Clarification In case this was unclear, I do not care about the method used to calculate this integral.
Contour integration of $(e^{iz}-e^{-a})/(a^2+z^2)$ along the boundary of $|z|<R,0<\arg z<\pi/2$, with $z=ia$ a removable singularity (we assume $a>0$), yields $$\int_0^\infty\frac{\sin x}{a^2+x^2}\,dx=\int_0^\infty\frac{e^{-x}-e^{-a}}{a^2-x^2}\,dx,$$ expressible in terms of the exponential integral function (after doing partial fractions).

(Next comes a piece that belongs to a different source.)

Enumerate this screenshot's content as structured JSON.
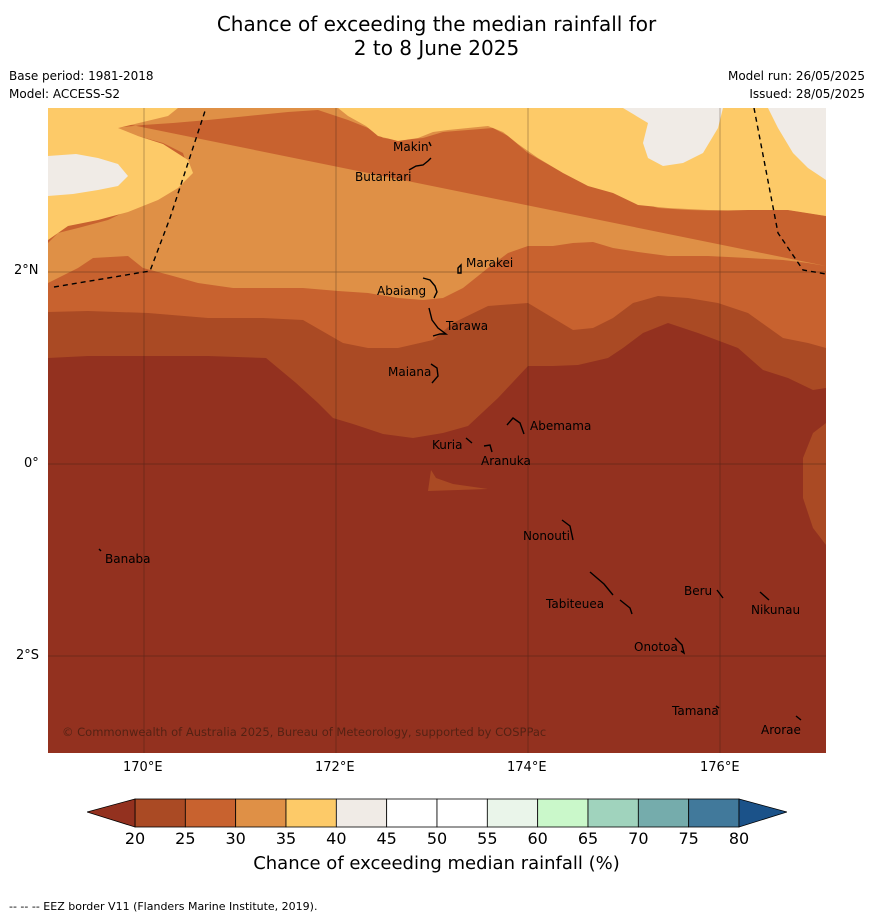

First, we enforce the substitution $x\mapsto ax$. Then, we use the convolution theorem of the Fourier Transform to write
$$\begin{align} I(a)&\equiv \int_0^\infty \frac{\sin(x)}{x^2+a^2}\,dx\\\\ &=\frac1a\int_0^\infty \frac{\sin(ax)}{x^2+1}\,dx\\\\ &=\frac1a \int_{-\infty}^\infty \frac{\sin(ax)}{x^2+1}\,H(x)\,dx\\\\ &=\frac1a\text{Im}\left(\int_{-\infty}^\infty \frac{H(x)}{x^2+1}e^{iax}\,dx\right)\\\\ &=\frac1{2\pi a} \text{Im}\left(\left(\pi e^{-|a|}\right)*\left(\pi \delta(a)+\text{PV}\left(\frac ia\right)\right)\right)\\\\ &=\frac1{2a}\text{PV}\left(\int_{-\infty}^\infty \frac{e^{-|a-a'|}}{a'}\,da'\right)\\\\ &=\frac{e^{-a}\text{Ei}(a)-e^{a}\text{Ei}(-a)}{2a} \end{align}$$
where $\text{Ei}(a)=\int_{-\infty}^a \frac{e^{x}}{x}\,dt$ is the exponential integral, interpreted in the Cauchy Principal Value sense for $a>0$.